Praying in the Sauna
In 1 Thessalonians 5 Paul writes instructions that have always challenged me. He says,
“Rejoice always, pray without ceasing, give thanks in all circumstances; for this is the will
of God in Christ Jesus for you.”
How do we rejoice always, pray without ceasing, and give thanks in all circumstances?
Rejoicing, praying, and giving thanks are all important parts of our Christian life, but it
seems ridiculous to say that we can/should do them all the time, constantly, in every
situation. Paul did not hesitate to encourage his readers to do things that are difficult, but
he surely knew that it is fruitless to ask people to do the impossible. So what can “pray
For the past year, for the first time in my life, I have made a routine of sitting in a sauna
or steam room at the fitness center where Anne and I work out.
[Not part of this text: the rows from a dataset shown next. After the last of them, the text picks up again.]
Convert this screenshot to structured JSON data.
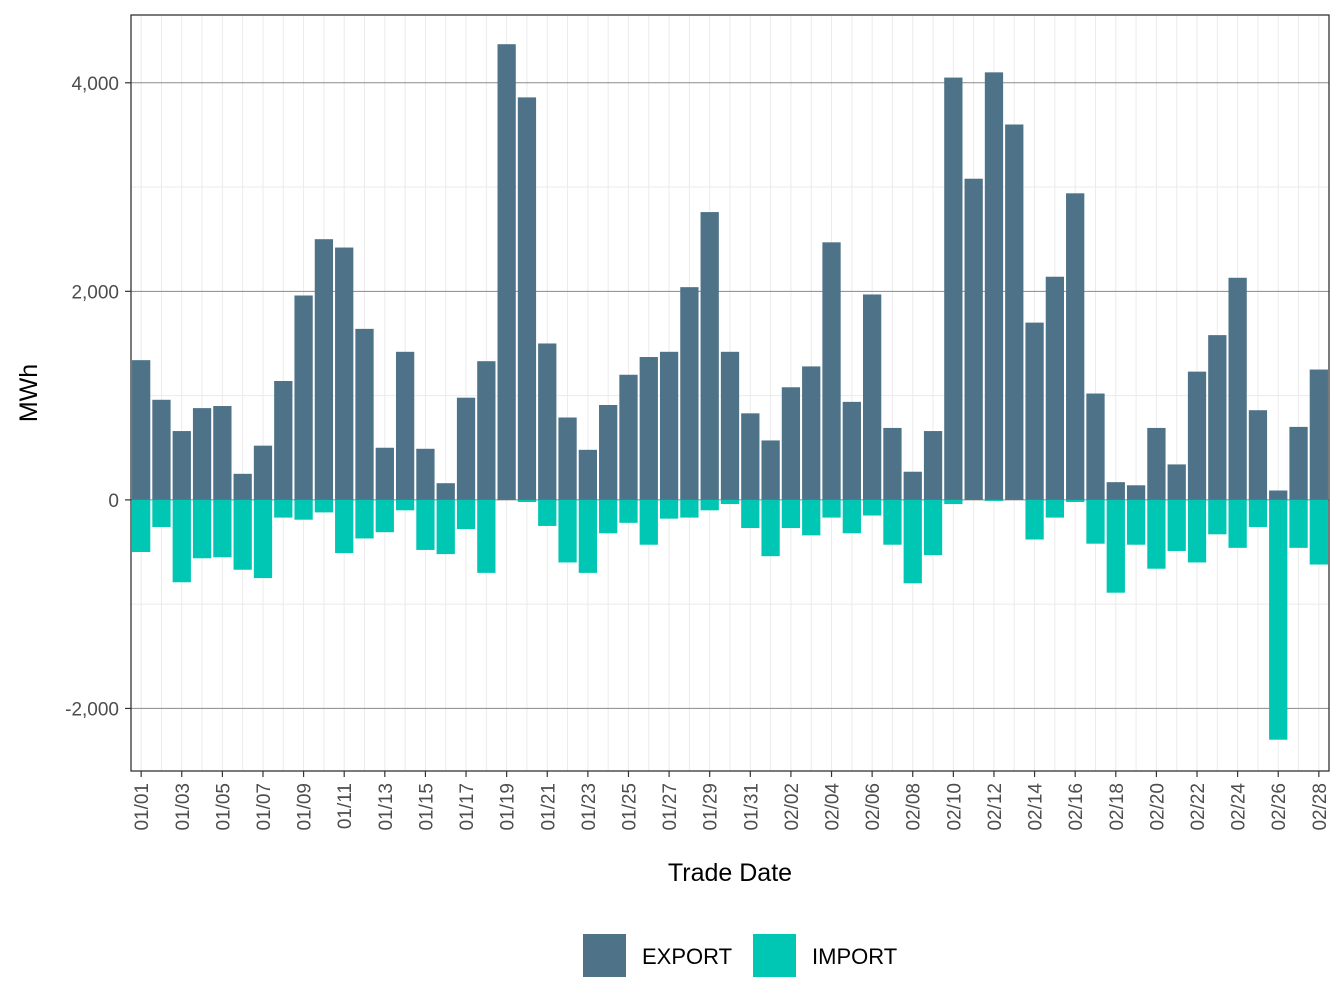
{
  "chart_data": {
    "type": "bar",
    "stacking": "diverging",
    "xlabel": "Trade Date",
    "ylabel": "MWh",
    "ylim": [
      -2600,
      4650
    ],
    "y_major_ticks": [
      -2000,
      0,
      2000,
      4000
    ],
    "y_tick_labels": [
      "-2,000",
      "0",
      "2,000",
      "4,000"
    ],
    "y_minor_ticks": [
      -1000,
      1000,
      3000
    ],
    "categories": [
      "01/01",
      "01/02",
      "01/03",
      "01/04",
      "01/05",
      "01/06",
      "01/07",
      "01/08",
      "01/09",
      "01/10",
      "01/11",
      "01/12",
      "01/13",
      "01/14",
      "01/15",
      "01/16",
      "01/17",
      "01/18",
      "01/19",
      "01/20",
      "01/21",
      "01/22",
      "01/23",
      "01/24",
      "01/25",
      "01/26",
      "01/27",
      "01/28",
      "01/29",
      "01/30",
      "01/31",
      "02/01",
      "02/02",
      "02/03",
      "02/04",
      "02/05",
      "02/06",
      "02/07",
      "02/08",
      "02/09",
      "02/10",
      "02/11",
      "02/12",
      "02/13",
      "02/14",
      "02/15",
      "02/16",
      "02/17",
      "02/18",
      "02/19",
      "02/20",
      "02/21",
      "02/22",
      "02/23",
      "02/24",
      "02/25",
      "02/26",
      "02/27",
      "02/28"
    ],
    "x_tick_labels": [
      "01/01",
      "01/03",
      "01/05",
      "01/07",
      "01/09",
      "01/11",
      "01/13",
      "01/15",
      "01/17",
      "01/19",
      "01/21",
      "01/23",
      "01/25",
      "01/27",
      "01/29",
      "01/31",
      "02/02",
      "02/04",
      "02/06",
      "02/08",
      "02/10",
      "02/12",
      "02/14",
      "02/16",
      "02/18",
      "02/20",
      "02/22",
      "02/24",
      "02/26",
      "02/28"
    ],
    "series": [
      {
        "name": "EXPORT",
        "color": "#4e7287",
        "values": [
          1340,
          960,
          660,
          880,
          900,
          250,
          520,
          1140,
          1960,
          2500,
          2420,
          1640,
          500,
          1420,
          490,
          160,
          980,
          1330,
          4370,
          3860,
          1500,
          790,
          480,
          910,
          1200,
          1370,
          1420,
          2040,
          2760,
          1420,
          830,
          570,
          1080,
          1280,
          2470,
          940,
          1970,
          690,
          270,
          660,
          4050,
          3080,
          4100,
          3600,
          1700,
          2140,
          2940,
          1020,
          170,
          140,
          690,
          340,
          1230,
          1580,
          2130,
          860,
          90,
          700,
          1250
        ]
      },
      {
        "name": "IMPORT",
        "color": "#00c7b4",
        "values": [
          -500,
          -260,
          -790,
          -560,
          -550,
          -670,
          -750,
          -170,
          -190,
          -120,
          -510,
          -370,
          -310,
          -100,
          -480,
          -520,
          -280,
          -700,
          0,
          -20,
          -250,
          -600,
          -700,
          -320,
          -220,
          -430,
          -180,
          -170,
          -100,
          -40,
          -270,
          -540,
          -270,
          -340,
          -170,
          -320,
          -150,
          -430,
          -800,
          -530,
          -40,
          0,
          -10,
          0,
          -380,
          -170,
          -20,
          -420,
          -890,
          -430,
          -660,
          -490,
          -600,
          -330,
          -460,
          -260,
          -2300,
          -460,
          -620
        ]
      }
    ],
    "legend": {
      "position": "bottom",
      "entries": [
        "EXPORT",
        "IMPORT"
      ]
    }
  }
}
Especially on cold days,
it is a real pleasure to sit for 5-10 minutes, thawing out in 160 degree heat or breathing
in the warmth of steam. And, I have found it is time that I can use in a prayerful way. If
I have an urgent concern, I can pray about that. Or, more often, it is a time of spiritual
check-in. I may ponder how I have been using my 2014 One-word, which is “practice.” I
may do what people in AA call a “brutally honest self-assessment.” I may sit in silence,
enjoying the gift of being alive, grateful for breathing and a heart that beats.
Paul’s words tell us correctly that it is always appropriate and beneficial to pray, in good
times and bad, by day or by night, in joy and in sorrow. There are no moments when praying
is particularly powerful, no special days when it is better to pray than on regular days.
Prayer can be spoken or silent, long and passionate, or short and simple. Praying can
be done at a regular time, perhaps in a prayerful setting, or spontaneously, in a random
moment. Our prayers can be memorized, like the Lord’s Prayer or a childhood table
grace, or we can use our own words.
We can find prayerful moments, when our attention is not held by a task, when we are
alone, or surrounded by silence. There are in-between moments, pausing or waiting.
I do not want to minimize Paul’s challenge, or find an easy way out, but neither do I
want to count myself a failure as a disciple of Jesus because I cannot accomplish Paul’s
seemingly-impossible task. So I pray when I can, when the moment presents itself, when
my mind is free. Praying in the sauna is as “unceasing” as I can do.